O globo, n. 30698, 24/08/2017. Economia, p. 24.

 

STF deve manter liberação para uso do amianto no Brasil

Renata Mariz/ Carolina Brígido

24/08/2017 

 

 

Votação termina hoje, mas, com dois ministros impedidos, não será possível derrubar lei federal

 

 

O Supremo Tribunal Federal (STF) deve manter a validade da lei federal que permite o uso do amianto em todo o país, desde que sejam observadas regras de segurança. O tribunal retomou o julgamento da causa ontem, mas ainda não concluiu as discussões. Até agora, o placar está em quatro votos a três pela manutenção da norma. Há ainda mais dois ministros para votar. No entanto, o placar já é irreversível. Isso porque, pela regra do STF, só é possível derrubar uma norma federal se ao menos seis ministros votarem dessa forma. Dos onze ministros do tribunal, dois não participarão da votação porque estão impedidos: Luís Roberto Barroso e Dias Toffoli. Eles atuaram em outros julgamentos, antes de pertencerem ao Supremo.

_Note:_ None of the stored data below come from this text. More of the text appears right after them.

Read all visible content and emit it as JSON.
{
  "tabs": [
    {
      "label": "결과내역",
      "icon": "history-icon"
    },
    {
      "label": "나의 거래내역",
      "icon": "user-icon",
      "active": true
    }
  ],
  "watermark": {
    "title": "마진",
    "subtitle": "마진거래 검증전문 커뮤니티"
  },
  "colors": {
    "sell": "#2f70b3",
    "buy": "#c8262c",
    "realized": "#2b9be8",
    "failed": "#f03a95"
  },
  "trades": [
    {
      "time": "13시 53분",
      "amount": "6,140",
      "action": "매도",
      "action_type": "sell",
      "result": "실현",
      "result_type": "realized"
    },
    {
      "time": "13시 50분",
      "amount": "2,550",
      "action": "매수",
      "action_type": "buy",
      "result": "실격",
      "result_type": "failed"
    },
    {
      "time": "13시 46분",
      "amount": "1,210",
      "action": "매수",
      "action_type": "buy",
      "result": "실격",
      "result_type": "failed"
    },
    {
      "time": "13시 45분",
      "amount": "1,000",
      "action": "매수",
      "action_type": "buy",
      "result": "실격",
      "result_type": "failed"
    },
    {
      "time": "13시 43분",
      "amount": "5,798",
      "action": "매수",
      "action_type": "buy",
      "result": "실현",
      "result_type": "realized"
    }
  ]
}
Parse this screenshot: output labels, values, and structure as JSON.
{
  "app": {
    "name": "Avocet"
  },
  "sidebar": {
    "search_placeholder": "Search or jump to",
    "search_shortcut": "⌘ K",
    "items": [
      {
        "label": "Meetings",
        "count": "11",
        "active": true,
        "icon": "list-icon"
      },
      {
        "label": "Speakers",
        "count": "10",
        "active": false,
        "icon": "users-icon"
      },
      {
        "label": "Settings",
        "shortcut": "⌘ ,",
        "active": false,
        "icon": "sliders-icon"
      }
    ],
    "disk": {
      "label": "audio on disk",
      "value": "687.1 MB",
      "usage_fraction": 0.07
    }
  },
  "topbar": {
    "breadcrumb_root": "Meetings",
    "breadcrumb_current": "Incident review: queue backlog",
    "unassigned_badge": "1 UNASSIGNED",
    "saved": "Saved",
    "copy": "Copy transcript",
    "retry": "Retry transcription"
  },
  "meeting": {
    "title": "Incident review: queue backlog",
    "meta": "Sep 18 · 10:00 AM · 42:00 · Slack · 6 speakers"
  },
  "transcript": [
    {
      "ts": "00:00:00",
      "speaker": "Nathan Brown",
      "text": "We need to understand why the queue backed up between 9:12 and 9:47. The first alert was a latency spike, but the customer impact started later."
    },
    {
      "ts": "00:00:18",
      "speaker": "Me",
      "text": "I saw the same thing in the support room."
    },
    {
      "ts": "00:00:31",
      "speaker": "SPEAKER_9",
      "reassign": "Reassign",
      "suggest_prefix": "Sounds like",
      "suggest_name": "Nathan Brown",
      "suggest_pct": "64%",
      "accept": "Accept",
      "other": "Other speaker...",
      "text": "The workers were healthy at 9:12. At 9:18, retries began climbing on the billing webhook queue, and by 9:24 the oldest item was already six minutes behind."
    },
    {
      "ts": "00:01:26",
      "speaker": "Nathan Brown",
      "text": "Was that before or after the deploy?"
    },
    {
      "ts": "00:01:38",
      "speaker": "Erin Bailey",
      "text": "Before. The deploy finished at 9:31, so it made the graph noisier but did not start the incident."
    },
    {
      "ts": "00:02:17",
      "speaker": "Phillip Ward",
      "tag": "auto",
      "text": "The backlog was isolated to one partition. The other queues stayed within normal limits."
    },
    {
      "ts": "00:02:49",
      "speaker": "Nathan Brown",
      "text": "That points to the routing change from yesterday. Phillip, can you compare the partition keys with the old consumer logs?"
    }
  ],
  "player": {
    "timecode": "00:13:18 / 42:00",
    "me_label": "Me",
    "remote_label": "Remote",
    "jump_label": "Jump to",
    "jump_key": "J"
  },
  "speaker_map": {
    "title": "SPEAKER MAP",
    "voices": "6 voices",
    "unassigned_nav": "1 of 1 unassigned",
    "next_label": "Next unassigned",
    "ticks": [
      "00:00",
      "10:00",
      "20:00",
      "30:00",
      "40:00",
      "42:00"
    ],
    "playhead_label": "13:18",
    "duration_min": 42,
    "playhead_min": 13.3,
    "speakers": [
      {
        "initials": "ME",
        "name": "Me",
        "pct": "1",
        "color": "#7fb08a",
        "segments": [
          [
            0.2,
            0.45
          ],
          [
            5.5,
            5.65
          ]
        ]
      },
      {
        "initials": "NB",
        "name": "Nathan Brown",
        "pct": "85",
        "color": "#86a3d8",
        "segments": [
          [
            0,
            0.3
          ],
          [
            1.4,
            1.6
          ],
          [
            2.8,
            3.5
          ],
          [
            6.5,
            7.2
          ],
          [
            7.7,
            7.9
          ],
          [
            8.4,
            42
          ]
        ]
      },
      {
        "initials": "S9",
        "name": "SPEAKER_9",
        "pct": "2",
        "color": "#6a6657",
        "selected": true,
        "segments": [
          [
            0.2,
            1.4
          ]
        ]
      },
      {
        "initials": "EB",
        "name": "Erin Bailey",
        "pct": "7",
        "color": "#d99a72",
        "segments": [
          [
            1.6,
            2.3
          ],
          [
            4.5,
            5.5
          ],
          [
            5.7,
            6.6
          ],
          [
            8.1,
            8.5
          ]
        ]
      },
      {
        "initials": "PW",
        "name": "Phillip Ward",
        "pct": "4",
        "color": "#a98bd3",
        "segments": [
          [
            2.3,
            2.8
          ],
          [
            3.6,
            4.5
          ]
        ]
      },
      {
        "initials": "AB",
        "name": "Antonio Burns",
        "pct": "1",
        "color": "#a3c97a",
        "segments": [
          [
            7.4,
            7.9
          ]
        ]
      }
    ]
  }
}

Depois que o STF terminar o julgamento da lei federal, na sessão de hoje, o plenário deverá continuar o julgamento da validade de leis estaduais que proibiram o uso do amianto crisotila. Há ações contra normas de São Paulo, Rio Grande do Sul, Rio de Janeiro e Pernambuco. A tendência é que o tribunal libere os estados para proibir, em seu território, o uso da substância. O resultado deve ser diferente, porque todos os ministros estarão aptos a participar da votação.

Começou, na semana passada, o julgamento da ação que questiona a lei federal 9.055, de 1995, que proibiu a extração do amianto do tipo anfibólio, mas admitiu a extração, comercialização e uso do amianto crisotila, desde que tudo seja feito de forma segura. O caso deverá ser encerrado hoje, com os votos de Celso de Mello e da presidente do tribunal, Cármen Lúcia. Na semana passada, apenas a relatora, ministra Rosa Weber, votou. Ela defendeu a proibição de qualquer tipo de amianto, com base em estudos que comprovam ser este nocivo à saúde humana.

Ontem, seis ministros votaram, sendo que dois concordaram com a relatora e quatro discordaram. Alexandre de Moraes foi o primeiro a discordar de Rosa, com o argumento de que o Judiciário não pode substituir o Legislativo na elaboração de normas. Gilmar Mendes e Luiz Fux votaram no mesmo sentido.

O voto mais contundente foi o de Marco Aurélio Mello. Segundo ele, não há estudos definitivos sobre o nível de perigo à saúde, além de que o uso inadequado traz risco cancerígeno.

— Se o amianto deve ser proibido em virtude dos riscos que gera à coletividade ante o uso indevido, talvez tenhamos de vedar com maior razão as facas afiadas, as armas de fogo, os veículos automotores, enfim, tudo que, fora do uso normal, traz dano às pessoas — afirmou Marco Aurélio.

Ele argumentou que cabe apenas ao Congresso, por meio de lei, decidir algum tipo de banimento. Marco Aurélio também elencou questões econômicas, como o aumento de até 35% no custo de telhas e a falta de materiais substitutos, para defender sua posição:

— Nada impede que o Estado brasileiro adote padrões ainda mais elevados de proteção ao trabalhador, ao meio ambiente e à saúde da população. Nessa situação, será dada às indústrias e à economia do amianto a possibilidade de se adequar aos novos padrões. O simples banimento retirará, em caráter sumário, agentes econômicos relevantes do mercado.

Os processos questionando a produção da substância, usada principalmente na fabricação de caixas d’água e telhas, começaram a chegar ao tribunal em 2004. Ao todo, há oito processos tramitando no Supremo.

Algumas ações sobre as leis estaduais já começaram a ser julgadas. O ministro Edson Fachin votou pela constitucionalidade das normas locais. Segundo ele, os estados podem ampliar as restrições ao uso do amianto. Dias Toffoli concordou. Os dois ministros consideraram os estudos que comprovam males causados pelo amianto. A Organização Mundial da Saúde (OMS) estima que cerca de 50% dos cânceres relacionados ao trabalho têm relação com a exposição ao amianto. Os representantes de empresas afirmam ser capazes de produzir o material de forma segura.

As ações que tramitam no STF foram apresentadas pela Confederação Nacional dos Trabalhadores na Indústria (CNTI), pela Associação Nacional dos Procuradores do Trabalho (ANPT) e pela Associação Nacional dos Magistrados do Trabalho (Anamatra). Em 2012, antes de começar o julgamento, o STF realizou audiência pública para discutir o assunto. Foram ouvidos mais de 30 especialistas, entre cientistas, representantes da indústria, do governo e de entidades de apoio aos trabalhadores expostos ao amianto.